The Zen Approach to Project Management by George Pitagorsky

A few years ago I had the fortune to see George Pitagorsky speak at Kindred Project Management Day, and his message resonated with me. I was working for a start-up at the time, and there was continual chaos. Fires were standard, and projects could turn faster than a F1 in Monaco. 

I've read his book several times, and recently reread it, so I wanted to share a few key points from the book. I strongly urge you to get your hands on a copy, and read it, though. It's a great book, and in this day of iterative projects, you need an appreciation like this. 

Stakeholders want certainty; projects are uncertain. As project managers we communicate to stakeholders with hard figures: budgets, timelines and specific deliverables. We also deal with extreme ambiguity: resource performance, executive confidence and team buy-in. As professional project managers, we balance the paradox and dichotomy. 

The project is a complex system, and some have an illusion of control. The project manager is a manager, not a project controller. Only hard, quantitative aspects can be controlled. The project is more like a heard of cattle running rather than a single horse. To manage well means to be nonlinear; doing the right things at the right time to keep all the cattle headed in the right direction. You have different tools and techniques.

Through mindfulness we can affectively plan for a realistic and positive outcome. 

Either/or thinking needs to be replaced with a continuum. Life is not black and white, and projects aren't either. Ultimately the success of a project is the result of 'gut feelings' on decisions. Many project managers really disagree with this statement because they are project managers because of the false sense of project control. 

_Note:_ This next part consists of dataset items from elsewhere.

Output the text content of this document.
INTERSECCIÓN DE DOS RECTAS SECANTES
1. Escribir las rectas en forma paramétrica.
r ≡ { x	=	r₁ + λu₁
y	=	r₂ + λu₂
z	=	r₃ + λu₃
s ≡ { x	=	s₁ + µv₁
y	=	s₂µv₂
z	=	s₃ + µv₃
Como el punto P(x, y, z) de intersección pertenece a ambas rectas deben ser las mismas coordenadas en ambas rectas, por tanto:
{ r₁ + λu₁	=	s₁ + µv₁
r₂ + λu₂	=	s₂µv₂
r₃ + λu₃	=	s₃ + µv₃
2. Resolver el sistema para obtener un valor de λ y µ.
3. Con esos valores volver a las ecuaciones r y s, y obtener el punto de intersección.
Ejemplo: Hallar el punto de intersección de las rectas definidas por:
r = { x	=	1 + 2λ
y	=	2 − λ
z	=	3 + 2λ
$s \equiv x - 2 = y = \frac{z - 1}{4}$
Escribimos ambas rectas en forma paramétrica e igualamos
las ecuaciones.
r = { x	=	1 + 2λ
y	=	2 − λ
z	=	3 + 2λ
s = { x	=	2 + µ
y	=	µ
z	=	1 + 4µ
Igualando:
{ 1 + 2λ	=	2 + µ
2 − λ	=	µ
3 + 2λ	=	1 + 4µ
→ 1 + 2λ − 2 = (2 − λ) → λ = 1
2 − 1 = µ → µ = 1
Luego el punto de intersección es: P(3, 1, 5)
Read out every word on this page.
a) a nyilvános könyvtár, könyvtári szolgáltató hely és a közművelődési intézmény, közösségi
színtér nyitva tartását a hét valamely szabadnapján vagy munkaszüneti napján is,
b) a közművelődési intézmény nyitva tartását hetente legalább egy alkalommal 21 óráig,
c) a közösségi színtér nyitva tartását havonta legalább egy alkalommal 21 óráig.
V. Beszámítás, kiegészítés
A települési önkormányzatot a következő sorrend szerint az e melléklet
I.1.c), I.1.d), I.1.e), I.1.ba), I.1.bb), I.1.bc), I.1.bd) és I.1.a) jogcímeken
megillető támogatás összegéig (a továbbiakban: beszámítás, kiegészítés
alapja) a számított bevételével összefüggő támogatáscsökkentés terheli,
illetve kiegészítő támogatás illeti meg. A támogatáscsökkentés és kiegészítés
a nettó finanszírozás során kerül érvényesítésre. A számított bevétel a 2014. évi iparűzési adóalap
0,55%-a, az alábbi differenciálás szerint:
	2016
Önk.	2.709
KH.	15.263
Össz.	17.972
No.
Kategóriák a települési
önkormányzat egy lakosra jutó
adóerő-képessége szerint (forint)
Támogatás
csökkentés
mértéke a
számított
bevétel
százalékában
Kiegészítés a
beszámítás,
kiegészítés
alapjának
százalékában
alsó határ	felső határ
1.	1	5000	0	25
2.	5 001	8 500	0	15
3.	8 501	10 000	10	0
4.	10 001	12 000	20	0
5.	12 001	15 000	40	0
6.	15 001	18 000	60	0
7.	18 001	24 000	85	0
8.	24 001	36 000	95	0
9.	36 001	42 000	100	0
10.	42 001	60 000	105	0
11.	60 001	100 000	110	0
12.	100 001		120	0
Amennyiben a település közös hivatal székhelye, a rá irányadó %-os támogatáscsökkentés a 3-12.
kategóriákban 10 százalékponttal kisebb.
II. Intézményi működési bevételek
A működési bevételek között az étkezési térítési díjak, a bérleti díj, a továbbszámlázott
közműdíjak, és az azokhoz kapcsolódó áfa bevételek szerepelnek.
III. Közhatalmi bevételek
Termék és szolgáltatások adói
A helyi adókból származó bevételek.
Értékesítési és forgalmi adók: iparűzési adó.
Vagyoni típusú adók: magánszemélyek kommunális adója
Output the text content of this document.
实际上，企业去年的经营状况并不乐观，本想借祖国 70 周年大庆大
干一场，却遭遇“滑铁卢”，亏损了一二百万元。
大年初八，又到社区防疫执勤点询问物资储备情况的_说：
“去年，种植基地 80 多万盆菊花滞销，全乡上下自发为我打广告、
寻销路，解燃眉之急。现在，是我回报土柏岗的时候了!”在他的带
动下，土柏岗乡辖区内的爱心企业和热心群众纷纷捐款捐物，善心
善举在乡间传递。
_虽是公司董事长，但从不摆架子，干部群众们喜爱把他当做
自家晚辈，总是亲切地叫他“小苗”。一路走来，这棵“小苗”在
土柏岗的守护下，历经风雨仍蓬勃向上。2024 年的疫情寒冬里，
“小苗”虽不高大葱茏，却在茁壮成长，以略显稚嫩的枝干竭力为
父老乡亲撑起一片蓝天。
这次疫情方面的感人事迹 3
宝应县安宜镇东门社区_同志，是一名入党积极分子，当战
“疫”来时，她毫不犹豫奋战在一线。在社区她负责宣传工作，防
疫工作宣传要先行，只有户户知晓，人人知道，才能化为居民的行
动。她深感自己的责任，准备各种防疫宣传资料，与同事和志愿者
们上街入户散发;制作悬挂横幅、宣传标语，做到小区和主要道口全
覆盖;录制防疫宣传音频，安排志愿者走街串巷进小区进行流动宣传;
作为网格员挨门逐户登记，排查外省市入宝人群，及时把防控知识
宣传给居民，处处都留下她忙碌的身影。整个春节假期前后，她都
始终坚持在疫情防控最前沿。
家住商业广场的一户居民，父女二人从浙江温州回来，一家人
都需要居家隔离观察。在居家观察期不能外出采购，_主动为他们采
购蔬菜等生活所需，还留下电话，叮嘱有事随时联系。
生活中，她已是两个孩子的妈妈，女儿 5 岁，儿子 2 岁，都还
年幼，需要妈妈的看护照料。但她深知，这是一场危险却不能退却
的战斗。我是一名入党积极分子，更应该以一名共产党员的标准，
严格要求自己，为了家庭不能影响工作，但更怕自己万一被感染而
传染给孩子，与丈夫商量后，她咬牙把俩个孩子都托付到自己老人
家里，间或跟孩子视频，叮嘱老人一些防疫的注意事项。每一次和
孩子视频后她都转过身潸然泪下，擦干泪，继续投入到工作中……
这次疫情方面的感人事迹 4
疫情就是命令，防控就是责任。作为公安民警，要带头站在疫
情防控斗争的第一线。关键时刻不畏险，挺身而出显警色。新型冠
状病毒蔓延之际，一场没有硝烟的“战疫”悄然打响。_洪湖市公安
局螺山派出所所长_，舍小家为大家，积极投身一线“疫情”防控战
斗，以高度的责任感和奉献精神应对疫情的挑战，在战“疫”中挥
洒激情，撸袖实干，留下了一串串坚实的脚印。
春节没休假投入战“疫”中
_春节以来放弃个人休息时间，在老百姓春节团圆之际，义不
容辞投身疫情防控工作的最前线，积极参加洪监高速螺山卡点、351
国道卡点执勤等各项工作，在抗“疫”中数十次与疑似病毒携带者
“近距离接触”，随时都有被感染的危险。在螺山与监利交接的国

Accepting Uncertainty:  "We jump into the icy cold water ready to enjoy the shock and cleansing it will bring"

That's one of my favorite quotes from the book, and it's part of the reason I now jump in the Ohio River every February in support of Louisville's Special Olympics. When I jump it reminds me that at any point in my life I could be up to my neck in problems, and I'll simply find a way out. The cleansing part of the quote really isn't applicable to the Ohio River.